In a 223-patient, randomised, double blind, placebo-controlled study (Sellier), one 35 mg trimetazidine modified-release tablet (b.i.d.) added to 50 mg atenolol (o.d.) for 8 weeks produced a significant increase (+34.4 s, p=0.03) in the time to 1-mm ST-segment depression in exercise tests, in a sub-group of patients (n=173), when compared to placebo, 12 hours after taking the drug. A significant difference was also evidenced for the time to onset of angina pectoris (p=0.049). No significant difference between groups could be found for the other secondary endpoints (total exercise duration, total workload and clinical endpoints).
In a 1962-patient, three-month, randomised, double blind study (Vasco study) on top of atenolol 50 mg/d, two dosages of trimetazidine (70 mg/d and 140 mg/d) were tested versus placebo. In the overall population, including both asymptomatic and symptomatic patients, trimetazidine failed to demonstrate a benefit on both ergometric (total exercise duration, time to onset of 1-mm ST depression and time to onset of angina) and clinical endpoints. However, in the subgroup of symptomatic patients (n=1574) defined in a post-hoc analysis, trimetazidine (140 mg) significantly improved total exercise duration (+23.8 s versus +13.1 s placebo; p=0.001) and time to onset of angina (+43.6 s versus +32.5 s placebo; p=0.005).
Pharmacokinetics: Absorption: After oral administration, absorption of trimetazidine is rapid and the plasma peak is reached in less than 2 hours.
After a single oral dose of 20 mg of trimetazidine, the peak plasma concentration is approximately 55 ng.ml-1.
During repeated administration, the steady state is reached after 24 to 36 hours and remains very stable throughout treatment.
Distribution: The apparent distribution volume is 4.8 l/kg, which suggests good tissue diffusion. Protein binding is low: in vitro measurements give a value of 16%.
Elimination: Trimetazidine is eliminated primarily in the urine, mainly in the unchanged form.
The mean elimination half-life is 6 hours.
Linearity: Trimetazidine pharmacokinetics is linear following single dose administration up to 100 mg. Repeated doses showed a time-linear pharmacokinetic response.

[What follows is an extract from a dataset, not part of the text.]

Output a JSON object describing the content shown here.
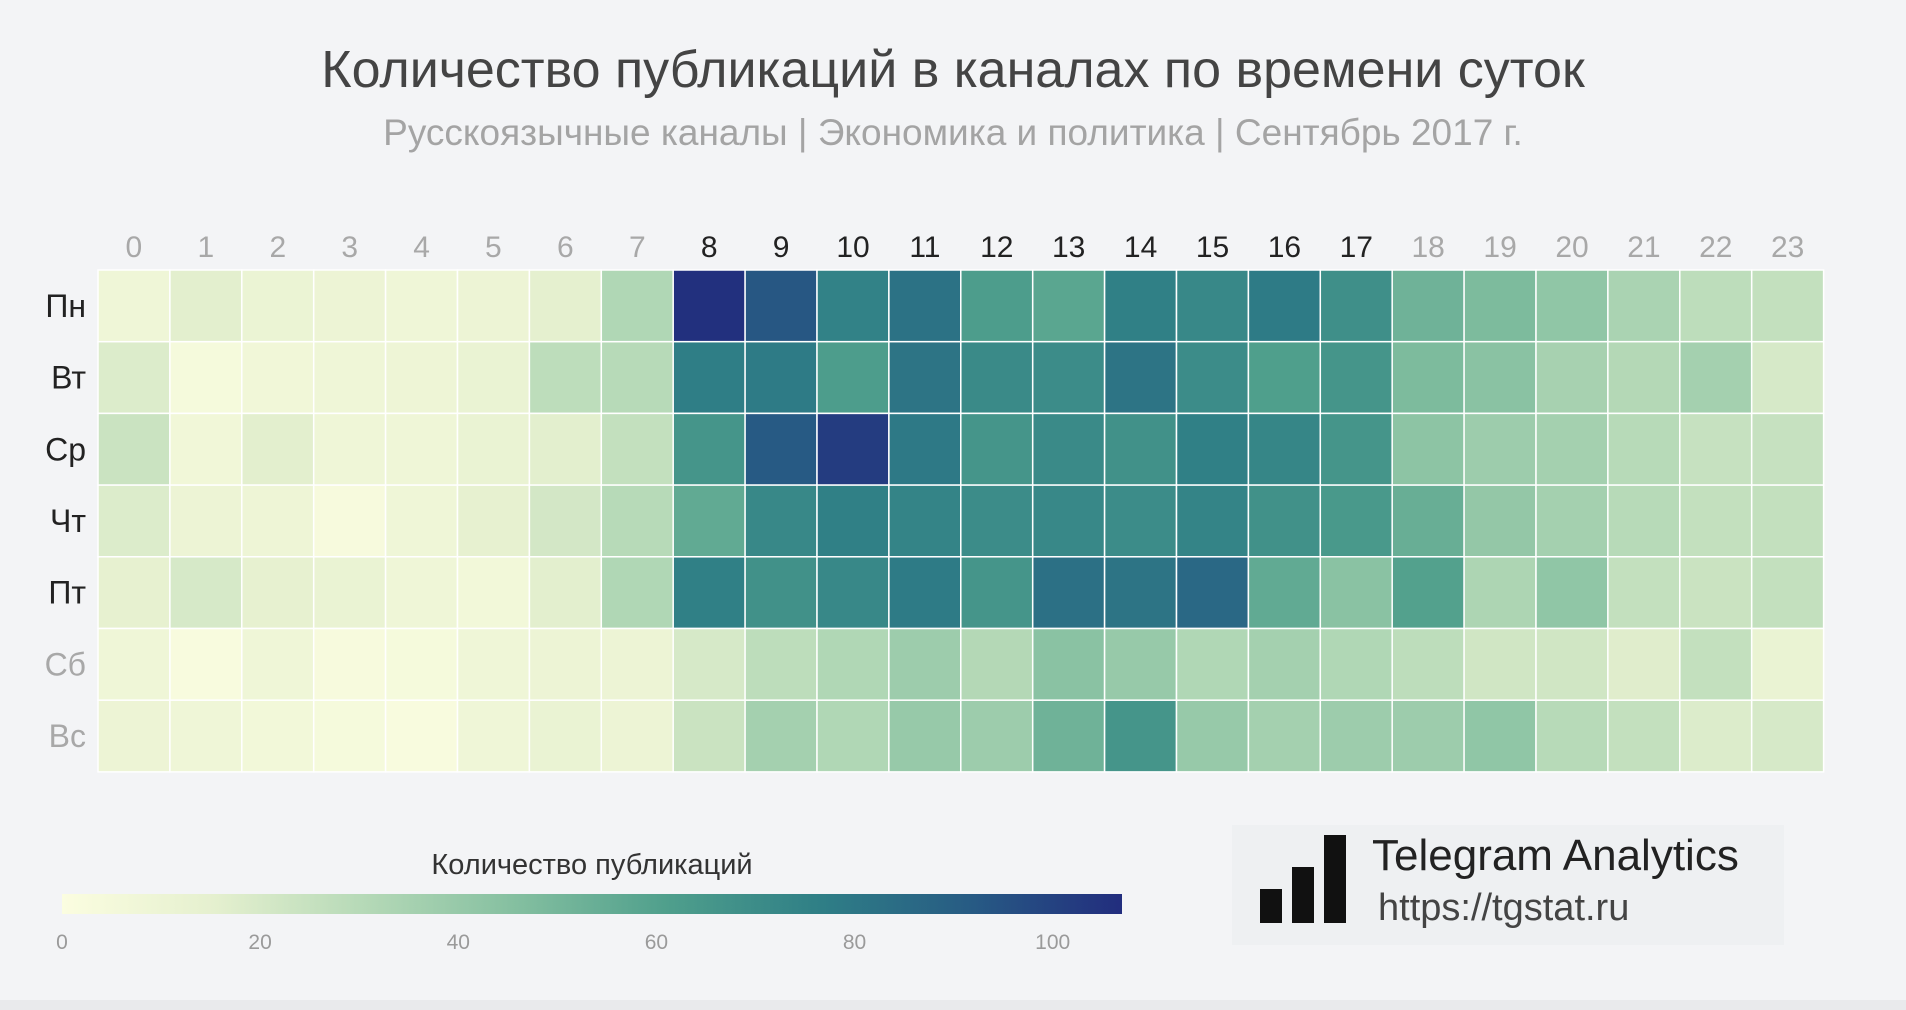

Special populations: Elderly subjects: Trimetazidine exposure may be increased in elderly patients due to an age-related decrease in renal function. A pharmacokinetics study performed specifically in elderly (75-84 years) and very elderly (≥ 85 years) participants showed that in the event of moderate renal impairment (creatinine clearance between 30 and 60 ml/min) trimetazidine exposure was increased by a factor of 1.0 and 1.3, respectively in comparison with younger participants (30-65 years) with moderate renal impairment. No safety concerns were observed in the elderly subjects as compared with the general population.
Renal impairment: On average, trimetazidine exposure is multiplied by 1.7 in patients with moderate renal impairment (creatinine clearance between 30 and 60 ml/min) and by 3.1 in patients with severe renal impairment (creatinine clearance below 30 ml/min) compared with healthy young volunteers with normal renal function. No safety concerns were observed in this population as compared with the general population.
Paediatric population: The pharmacokinetics of trimetazidine have not been studied in the paediatric population (< 18 years).
Toxicology: Preclinical safety data: Chronic oral toxicity studies in dogs and rats showed a good safety profile.
Genotoxic potential was assessed in in vitro studies, including evaluation of the mutagenic and clastogenic potential, and in one in vivo study. All the tests were negative.
Reproductive toxicity studies performed in mice, rabbits and rats showed no embryotoxicity or teratogenicity. In rats, fertility was not impaired and no effects on postnatal development were observed.